I had a c-section and found the lactation nurses very annoying. They kept telling I need to pump or the milk won’t come in. It is hard to be enthusiastic about anything after a c-section. The ob nurse was more worried about how I was doing and whether or not I was in pain. I talked to other mothers who had better experiences at another hospital. I tried to breastfeed my son for 6 weeks but he just wasn’t doing this. I pumped for 5 months.

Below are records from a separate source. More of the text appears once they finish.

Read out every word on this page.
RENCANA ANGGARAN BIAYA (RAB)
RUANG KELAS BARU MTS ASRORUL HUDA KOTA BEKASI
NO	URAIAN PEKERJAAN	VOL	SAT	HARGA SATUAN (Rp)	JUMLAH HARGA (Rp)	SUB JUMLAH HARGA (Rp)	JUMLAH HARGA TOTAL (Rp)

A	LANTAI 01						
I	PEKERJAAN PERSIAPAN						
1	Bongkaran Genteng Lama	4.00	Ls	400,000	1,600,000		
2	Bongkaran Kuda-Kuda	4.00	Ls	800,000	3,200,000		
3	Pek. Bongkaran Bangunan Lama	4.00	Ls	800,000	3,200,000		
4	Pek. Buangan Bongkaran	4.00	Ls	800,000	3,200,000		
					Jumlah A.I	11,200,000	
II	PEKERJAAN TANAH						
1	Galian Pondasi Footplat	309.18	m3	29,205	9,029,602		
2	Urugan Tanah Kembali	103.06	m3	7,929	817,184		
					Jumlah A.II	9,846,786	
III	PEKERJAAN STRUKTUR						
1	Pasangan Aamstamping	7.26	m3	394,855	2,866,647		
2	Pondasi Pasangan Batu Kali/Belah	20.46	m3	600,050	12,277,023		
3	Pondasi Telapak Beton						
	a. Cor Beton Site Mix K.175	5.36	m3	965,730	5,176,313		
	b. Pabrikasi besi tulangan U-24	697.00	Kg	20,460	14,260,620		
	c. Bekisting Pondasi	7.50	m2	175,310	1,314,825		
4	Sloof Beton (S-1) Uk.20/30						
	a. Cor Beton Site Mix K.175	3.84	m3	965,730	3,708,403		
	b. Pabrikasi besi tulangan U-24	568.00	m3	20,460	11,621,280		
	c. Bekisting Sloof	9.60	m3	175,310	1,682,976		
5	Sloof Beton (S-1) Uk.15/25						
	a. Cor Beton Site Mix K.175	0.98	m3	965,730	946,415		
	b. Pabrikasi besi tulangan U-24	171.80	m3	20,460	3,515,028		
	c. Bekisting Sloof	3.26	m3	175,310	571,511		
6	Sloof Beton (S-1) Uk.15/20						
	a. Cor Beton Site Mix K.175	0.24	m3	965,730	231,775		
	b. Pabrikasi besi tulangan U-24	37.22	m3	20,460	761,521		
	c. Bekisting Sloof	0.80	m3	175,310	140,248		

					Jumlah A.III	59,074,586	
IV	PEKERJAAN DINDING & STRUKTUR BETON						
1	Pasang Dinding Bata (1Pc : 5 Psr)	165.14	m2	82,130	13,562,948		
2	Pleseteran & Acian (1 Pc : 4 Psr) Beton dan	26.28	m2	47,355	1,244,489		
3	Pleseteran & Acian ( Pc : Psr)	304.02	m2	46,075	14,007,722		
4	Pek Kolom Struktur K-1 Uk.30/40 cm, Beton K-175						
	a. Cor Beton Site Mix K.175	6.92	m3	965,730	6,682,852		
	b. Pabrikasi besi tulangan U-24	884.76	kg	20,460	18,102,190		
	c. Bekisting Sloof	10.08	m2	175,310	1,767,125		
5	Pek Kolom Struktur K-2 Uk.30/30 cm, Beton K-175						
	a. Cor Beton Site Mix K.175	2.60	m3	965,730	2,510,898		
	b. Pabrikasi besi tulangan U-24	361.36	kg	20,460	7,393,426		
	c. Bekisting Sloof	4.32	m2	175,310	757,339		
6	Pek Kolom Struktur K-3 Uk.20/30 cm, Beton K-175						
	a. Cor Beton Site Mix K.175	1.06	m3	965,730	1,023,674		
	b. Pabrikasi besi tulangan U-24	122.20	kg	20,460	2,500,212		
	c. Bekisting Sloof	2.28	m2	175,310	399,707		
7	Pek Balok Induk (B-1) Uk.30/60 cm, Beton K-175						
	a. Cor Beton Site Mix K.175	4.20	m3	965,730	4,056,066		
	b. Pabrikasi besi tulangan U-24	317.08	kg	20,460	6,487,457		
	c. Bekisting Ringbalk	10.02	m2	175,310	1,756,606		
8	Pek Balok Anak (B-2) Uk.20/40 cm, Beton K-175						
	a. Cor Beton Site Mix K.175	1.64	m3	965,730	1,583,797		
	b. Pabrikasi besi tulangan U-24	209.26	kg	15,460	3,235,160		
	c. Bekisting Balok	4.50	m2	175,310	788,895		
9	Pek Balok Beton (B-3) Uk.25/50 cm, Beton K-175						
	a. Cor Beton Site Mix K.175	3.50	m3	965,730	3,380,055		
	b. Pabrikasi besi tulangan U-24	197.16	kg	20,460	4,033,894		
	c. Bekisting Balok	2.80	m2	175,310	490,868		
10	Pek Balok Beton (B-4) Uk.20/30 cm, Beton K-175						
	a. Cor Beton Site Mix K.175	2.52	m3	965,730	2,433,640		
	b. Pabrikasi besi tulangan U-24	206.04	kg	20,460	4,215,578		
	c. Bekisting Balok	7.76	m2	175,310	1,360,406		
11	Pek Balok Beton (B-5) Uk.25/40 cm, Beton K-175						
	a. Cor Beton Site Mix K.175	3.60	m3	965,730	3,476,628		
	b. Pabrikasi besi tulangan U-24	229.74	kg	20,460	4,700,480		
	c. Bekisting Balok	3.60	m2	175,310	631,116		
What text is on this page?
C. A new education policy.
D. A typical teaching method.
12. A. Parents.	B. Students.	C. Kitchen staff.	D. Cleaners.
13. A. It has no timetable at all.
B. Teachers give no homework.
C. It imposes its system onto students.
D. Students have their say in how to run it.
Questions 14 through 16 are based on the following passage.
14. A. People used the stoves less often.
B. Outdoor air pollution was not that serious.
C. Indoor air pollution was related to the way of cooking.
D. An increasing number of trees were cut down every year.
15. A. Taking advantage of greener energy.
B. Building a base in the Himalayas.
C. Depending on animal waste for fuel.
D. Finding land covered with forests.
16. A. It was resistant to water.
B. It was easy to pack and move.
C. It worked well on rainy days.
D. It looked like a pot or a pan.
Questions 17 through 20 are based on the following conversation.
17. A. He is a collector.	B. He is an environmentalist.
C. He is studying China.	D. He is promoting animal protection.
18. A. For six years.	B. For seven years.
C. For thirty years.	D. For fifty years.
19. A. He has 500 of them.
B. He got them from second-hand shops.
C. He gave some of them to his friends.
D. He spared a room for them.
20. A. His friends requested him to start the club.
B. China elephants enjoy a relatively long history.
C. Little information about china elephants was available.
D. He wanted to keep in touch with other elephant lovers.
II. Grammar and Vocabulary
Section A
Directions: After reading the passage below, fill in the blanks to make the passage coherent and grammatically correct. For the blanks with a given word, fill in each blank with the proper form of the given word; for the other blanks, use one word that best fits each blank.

But breastfeeding really isn’t critical when you have formula available. It is like telling someone they could be a little healthier by eating spinach. But overall, you will be fine if you don’t eat spinach. And your baby will be fine too.
AnotherAnonymouse says
@Anne D; so glad you got support! Glad your daughter made it to adulthood obviously healthy and successful! Despite LLL’s dire predictions that any baby who was formula fed would be stunted, mentally retarded, and perpetually ill, my HELLP Syndrome preemie is now 6’3″, in college studying physics, and in good health. LLL just had an agenda that anyone who wasn’t chained to the home in a prairie dress and simultaneously nursing her 12-year-old, 11-year-old, 10-year-old, 9-year-old, and so forth down the line, simply was not a “real” woman.
I imagine it’ll go about the same in the UAE.